In: Chemistry
How many grams of glyoxylic acid and sodium glyoxylate are needed to prepare 2.50 L of a 1.50 M buffer at pH 4.10? The pKa of glyoxylic acid is 3.34. Note: Use the monohydrate forms, HCOCO2H·H2O and HCOCO2Na·H2O.
Given,
Concentration of buffer = 1.50 M
The volume of buffer = 2.50 L
pH = 4.10
pKa of glyoxylic acid = 3.34
Assume,
x = moles of glyoxylic acid
y = moles of sodium glyoxylate
From the given volume and concentration of buffer, calculating the total number of moles of acid and salt in the buffer,
= 2.50 L x 1.50 M
= 3.75 mol of acid and salt(C.Base)
Thus, x + y = 3.75 ----------(1)
Now, We know, the Henderson-Hasselbalch equation,
pH = pKa + log [ C.Base/ Acid]
4.10 = 3.34 + log [ y/ x]
Thus, y/x = 5.7544
Thus, y = 5.7544 x ---------- (2)
Substituting the value of "y" in equation (1)

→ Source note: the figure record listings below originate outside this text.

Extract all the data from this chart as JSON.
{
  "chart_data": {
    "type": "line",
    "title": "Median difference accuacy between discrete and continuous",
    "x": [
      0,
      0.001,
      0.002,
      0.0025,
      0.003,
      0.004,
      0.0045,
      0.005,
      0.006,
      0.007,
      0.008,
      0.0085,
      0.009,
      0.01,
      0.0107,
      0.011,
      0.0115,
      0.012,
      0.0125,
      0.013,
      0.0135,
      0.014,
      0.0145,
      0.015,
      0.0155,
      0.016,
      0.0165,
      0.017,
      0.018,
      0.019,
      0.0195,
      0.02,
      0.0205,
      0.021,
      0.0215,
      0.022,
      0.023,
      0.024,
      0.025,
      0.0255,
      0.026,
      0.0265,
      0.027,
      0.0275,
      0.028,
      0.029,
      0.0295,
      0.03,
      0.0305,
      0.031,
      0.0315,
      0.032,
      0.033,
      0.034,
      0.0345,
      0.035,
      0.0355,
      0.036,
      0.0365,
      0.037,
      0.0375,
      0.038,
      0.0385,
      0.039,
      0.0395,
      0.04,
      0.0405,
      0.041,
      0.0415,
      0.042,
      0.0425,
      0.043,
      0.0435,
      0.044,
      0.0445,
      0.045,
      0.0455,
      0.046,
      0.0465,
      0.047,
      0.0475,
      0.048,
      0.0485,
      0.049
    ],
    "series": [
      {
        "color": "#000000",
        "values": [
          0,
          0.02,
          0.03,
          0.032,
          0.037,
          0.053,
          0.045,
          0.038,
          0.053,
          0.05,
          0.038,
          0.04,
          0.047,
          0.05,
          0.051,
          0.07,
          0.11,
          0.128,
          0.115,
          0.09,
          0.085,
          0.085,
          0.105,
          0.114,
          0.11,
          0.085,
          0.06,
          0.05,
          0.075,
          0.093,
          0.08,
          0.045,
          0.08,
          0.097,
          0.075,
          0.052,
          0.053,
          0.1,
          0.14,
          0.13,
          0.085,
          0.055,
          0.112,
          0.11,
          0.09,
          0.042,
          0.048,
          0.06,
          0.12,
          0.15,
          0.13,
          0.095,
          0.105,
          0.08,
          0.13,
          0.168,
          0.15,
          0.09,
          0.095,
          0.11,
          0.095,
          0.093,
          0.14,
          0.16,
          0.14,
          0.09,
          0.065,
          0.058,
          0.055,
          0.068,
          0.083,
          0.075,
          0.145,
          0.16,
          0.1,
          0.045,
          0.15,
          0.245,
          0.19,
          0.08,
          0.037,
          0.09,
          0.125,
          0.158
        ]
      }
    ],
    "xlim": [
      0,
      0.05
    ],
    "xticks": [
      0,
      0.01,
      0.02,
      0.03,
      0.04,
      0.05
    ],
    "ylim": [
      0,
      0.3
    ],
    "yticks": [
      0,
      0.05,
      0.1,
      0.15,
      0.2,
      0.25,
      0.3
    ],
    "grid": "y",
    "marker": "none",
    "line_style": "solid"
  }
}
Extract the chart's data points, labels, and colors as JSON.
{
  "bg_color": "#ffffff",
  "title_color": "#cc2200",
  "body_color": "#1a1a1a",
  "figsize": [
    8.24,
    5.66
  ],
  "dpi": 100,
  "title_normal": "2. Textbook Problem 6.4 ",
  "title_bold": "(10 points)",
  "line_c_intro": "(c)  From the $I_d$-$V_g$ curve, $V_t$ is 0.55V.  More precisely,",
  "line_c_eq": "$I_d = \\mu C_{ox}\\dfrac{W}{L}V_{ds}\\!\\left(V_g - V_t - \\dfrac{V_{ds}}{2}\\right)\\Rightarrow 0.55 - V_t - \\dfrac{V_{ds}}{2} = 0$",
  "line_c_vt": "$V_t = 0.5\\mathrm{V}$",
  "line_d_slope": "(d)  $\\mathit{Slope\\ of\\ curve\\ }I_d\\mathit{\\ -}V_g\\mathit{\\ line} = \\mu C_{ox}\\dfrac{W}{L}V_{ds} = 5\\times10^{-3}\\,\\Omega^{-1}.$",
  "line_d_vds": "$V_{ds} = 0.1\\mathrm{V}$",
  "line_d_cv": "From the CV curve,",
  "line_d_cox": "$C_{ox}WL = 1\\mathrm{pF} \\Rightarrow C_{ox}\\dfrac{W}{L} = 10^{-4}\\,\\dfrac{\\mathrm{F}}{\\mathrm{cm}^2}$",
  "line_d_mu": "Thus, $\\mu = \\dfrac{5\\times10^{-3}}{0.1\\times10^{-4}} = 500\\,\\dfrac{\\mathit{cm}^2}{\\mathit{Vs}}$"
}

x + 5.7544 x = 3.75 ----------(1)
x = 0.5552
Also,
y = 5.7544 x
y = 5.7544 x 0.5552
y = 3.1948
Thus,
Moles of glyoxylic acid = x = 0.5552 mol
Moles of sodium glyoxylate = y = 3.1948 mol
Converting these number of moles to grams,
= 0.5552 mol glyoxylic acid monohydrate x ( 92.05 g / 1 mol)
= 51.1 g glyoxylic acid monohydrate
= 3.1948 mol sodium glyoxylate monohydrate x (114.032 g/ 1 mol)
= 364.3 g sodium glyoxylate monohydrate
Thus, 51.1 grams of glyoxylic acid and 364 g of sodium glyoxylate are needed to prepare 2.50 L of 1.50 M buffer at pH 4.10.